Hot-list acts like the White Stripes, Von Bondies, and the Sights all owe the group big time, but that fact doesn’t faze guitarist Wayne Kramer, who’s currently touring with fellow MC5 alumni Michael Davis (bass) and Dennis “Machine Gun” Thompson (drums). He admits it’s nice to be recognized for your work, but notes that that and $3 will get you a coffee at Starbucks.
“I know many of those bands,” says the 56-year-old rocker from a tour stop in New Orleans, “and I have a great appreciation for them. But I do wish they would be more creative. I don’t want to hear them reproduce the MC5 sound; I want them to create their own sound. I mean, if we look back to the way things were in Detroit with us, with the Stooges, with Alice Cooper–we all had our own thing. That was the message. We were all part of a generation that championed the original thought.”
While striving to establish its own place in the late-’60s/early ’70s rock scene, the Motor City 5–which also included singer Rob Tyner and guitarist Fred “Sonic” Smith, both of whom passed away in the ’90s–used an ear-busting barrage of guitars-bass-drums racket and howling vocals to address burning social issues of the day. At one point the group was managed by John Sinclair, a DJ, jazz critic, and radical whose ideological influence made sure it avoided whimsical love songs, which were more the domain of the West Coast’s flower-power acts, anyway.
Of course, at the time the Vietnam conflict provided plenty of focus for channelling the MC5’s rage against the American war machine. “We may have been the point of the spear,” Kramer notes, “but really we were just part of an entire generation of young people that disagreed with the direction that the country was going in, and were very vocal about it. I mean, we just wanted somebody to listen to us, to hear what we were saying. And you know, they didn’t–until it was too late. Just like it is now.”
Considering the ongoing fallout of the U.S.–led war in Iraq, a song like the MC5’s “The American Ruse” is as relevant today as when it appeared in 1970. The raucous boogie tune could have easily earned a spot on the soundtrack to Michael Moore’s Fahrenheit 9/11. “They told you in school about freedom,” sang Tyner on the track, “But when you’re tryin’ to be free they never let ya/They say, ‘It’s easy, nothing to it,’ and now the army’s out to get ya.”
When the MC5 wasn’t rallying support against American foreign policy, it was happy to stir up shit just for the hell of it. When the band recorded its now-legendary version of “Kick Out the Jams”, the title track of its live 1969 debut, Tyner famously introduced the song by bellowing: “Kick out the jams, motherfuckers!”

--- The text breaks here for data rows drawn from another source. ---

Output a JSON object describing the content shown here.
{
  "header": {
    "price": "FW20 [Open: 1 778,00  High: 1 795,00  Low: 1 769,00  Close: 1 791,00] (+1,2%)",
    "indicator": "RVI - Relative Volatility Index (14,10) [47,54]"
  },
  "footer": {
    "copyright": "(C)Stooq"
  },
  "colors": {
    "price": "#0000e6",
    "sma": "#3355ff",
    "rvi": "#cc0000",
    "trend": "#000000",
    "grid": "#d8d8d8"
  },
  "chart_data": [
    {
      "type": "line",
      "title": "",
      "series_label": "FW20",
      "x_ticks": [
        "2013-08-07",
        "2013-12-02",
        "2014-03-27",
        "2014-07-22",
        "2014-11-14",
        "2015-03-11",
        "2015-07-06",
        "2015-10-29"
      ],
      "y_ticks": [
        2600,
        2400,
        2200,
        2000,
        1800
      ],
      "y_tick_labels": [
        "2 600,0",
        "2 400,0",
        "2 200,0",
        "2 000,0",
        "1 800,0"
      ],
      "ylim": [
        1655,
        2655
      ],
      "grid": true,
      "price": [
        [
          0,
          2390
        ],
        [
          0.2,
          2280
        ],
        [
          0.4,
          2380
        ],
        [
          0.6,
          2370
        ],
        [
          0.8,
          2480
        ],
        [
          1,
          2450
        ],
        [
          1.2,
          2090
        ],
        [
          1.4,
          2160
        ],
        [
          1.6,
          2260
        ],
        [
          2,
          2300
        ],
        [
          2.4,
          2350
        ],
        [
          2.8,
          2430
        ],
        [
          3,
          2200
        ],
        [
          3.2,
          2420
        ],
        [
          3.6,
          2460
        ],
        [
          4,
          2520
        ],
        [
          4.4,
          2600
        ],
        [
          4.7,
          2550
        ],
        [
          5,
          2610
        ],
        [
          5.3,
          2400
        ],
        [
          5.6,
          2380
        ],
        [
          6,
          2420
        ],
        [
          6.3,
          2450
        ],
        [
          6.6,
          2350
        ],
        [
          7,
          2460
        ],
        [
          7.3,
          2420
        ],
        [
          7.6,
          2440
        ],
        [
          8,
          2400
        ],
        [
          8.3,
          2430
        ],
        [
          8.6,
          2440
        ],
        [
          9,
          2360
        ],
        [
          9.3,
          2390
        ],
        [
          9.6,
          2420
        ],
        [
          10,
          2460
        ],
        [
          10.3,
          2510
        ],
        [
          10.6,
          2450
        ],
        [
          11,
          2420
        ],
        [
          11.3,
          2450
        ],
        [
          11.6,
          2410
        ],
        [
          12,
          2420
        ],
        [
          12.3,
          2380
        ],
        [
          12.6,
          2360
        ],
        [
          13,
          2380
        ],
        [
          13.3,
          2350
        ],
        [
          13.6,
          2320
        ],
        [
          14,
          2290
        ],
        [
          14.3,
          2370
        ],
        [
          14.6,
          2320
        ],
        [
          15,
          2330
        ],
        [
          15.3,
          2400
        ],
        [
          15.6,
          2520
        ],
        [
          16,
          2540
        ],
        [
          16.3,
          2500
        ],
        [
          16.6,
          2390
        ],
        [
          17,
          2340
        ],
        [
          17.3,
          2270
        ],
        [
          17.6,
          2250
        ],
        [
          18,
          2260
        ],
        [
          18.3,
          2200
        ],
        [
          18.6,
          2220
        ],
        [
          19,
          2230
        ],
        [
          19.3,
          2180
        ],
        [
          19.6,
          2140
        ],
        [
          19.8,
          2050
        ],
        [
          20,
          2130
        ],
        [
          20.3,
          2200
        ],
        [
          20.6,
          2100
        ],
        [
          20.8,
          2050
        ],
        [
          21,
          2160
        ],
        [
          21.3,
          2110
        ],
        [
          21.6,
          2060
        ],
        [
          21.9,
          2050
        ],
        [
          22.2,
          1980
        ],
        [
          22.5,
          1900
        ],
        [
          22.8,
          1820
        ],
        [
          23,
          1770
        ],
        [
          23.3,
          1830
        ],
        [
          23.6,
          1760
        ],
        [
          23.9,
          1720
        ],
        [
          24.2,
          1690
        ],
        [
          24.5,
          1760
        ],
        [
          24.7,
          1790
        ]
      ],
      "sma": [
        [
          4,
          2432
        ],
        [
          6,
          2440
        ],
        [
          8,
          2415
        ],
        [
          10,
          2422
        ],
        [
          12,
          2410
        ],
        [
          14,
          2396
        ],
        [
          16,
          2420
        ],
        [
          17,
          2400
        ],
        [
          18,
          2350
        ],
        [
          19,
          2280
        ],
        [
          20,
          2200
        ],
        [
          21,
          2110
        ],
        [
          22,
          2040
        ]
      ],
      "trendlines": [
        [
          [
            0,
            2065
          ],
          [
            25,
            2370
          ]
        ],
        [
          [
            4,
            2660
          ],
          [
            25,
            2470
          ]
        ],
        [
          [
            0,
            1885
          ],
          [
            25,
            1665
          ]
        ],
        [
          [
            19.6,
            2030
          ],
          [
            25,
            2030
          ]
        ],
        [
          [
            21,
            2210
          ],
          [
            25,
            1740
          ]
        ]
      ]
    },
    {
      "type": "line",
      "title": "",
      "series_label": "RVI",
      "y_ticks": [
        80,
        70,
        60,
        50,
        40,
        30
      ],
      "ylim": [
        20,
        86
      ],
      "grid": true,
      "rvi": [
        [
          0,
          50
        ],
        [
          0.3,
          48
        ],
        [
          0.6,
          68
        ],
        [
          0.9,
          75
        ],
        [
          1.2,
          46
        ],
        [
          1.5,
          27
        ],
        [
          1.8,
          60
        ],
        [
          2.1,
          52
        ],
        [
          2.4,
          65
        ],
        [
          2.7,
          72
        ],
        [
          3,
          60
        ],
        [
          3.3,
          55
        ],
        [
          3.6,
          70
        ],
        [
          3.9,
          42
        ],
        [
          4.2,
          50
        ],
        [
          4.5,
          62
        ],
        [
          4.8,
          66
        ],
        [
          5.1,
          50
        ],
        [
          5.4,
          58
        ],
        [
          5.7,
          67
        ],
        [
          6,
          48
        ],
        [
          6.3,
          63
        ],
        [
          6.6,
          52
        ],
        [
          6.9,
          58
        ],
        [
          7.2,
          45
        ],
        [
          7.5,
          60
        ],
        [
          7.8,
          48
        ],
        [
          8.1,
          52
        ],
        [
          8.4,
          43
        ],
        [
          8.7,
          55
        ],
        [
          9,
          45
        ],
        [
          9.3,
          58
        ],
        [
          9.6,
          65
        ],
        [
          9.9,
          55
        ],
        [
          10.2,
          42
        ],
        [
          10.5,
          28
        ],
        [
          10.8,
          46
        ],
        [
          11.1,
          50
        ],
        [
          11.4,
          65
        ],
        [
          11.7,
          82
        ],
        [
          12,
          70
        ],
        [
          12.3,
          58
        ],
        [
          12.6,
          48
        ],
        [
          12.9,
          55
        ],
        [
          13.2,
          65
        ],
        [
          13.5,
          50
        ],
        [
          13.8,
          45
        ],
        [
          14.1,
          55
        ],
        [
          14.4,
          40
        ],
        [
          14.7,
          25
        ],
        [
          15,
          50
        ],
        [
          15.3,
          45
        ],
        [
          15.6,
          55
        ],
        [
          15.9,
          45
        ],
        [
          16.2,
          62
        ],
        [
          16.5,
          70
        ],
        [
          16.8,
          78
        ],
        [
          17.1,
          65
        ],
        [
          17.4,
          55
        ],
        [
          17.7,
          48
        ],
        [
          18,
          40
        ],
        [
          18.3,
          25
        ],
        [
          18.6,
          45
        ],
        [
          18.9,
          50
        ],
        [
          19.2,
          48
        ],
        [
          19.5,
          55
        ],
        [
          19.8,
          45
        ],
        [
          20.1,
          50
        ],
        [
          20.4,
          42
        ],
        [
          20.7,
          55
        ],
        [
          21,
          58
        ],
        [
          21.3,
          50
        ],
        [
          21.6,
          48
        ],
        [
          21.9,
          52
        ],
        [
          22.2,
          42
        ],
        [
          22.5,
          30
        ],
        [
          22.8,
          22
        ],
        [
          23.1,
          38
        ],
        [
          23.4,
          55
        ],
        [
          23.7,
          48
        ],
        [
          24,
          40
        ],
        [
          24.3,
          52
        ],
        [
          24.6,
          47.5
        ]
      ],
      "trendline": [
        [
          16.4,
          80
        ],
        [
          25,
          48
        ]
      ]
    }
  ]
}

“We were trying to shock people into waking up,” Kramer recalls, and Tyner’s proclamation certainly rattled folks from their slumber. It led to the record being banned by major retailers and the band getting dumped by its label, Elektra. “I don’t think you can shock ’em so much today with one curse word,” argues Kramer, although that hasn’t stopped him from using it every time the current lineup unleashes “Kick Out the Jams”. “There is no other way to do it,” he says.
The three surviving Motor City 5 members, touring as DKT/MC5, are joined by guitarist Marshall Crenshaw and a rotating cast of guest singers, which so far has included Peter Wolf from the J. Geils Band and Mick Collins of the Dirtbombs.
“We’re running it less like a band and more like a travelling repertory company of performance artists,” says Kramer, “and the music of the MC5 is the script. So we have different horn sections in different cities, ’cause we want to keep our connection to the free-jazz movement alive.”
The tour that hits Richard’s on Richards on Sunday (July 4) will see vocals handled by Mudhoney’s Mark Arm and alt-rock casualty Evan Dando. Kramer–who spent five years in jail for dealing coke–is happy just being allowed to play here.
“So far, my relationship with Canadian immigration has been tenuous at best,” he relates. “But they seem to now be flexible with the idea that I made my mistakes a long, long, long time ago, and that I’m not a threat. I’m not gonna rustle your cattle.”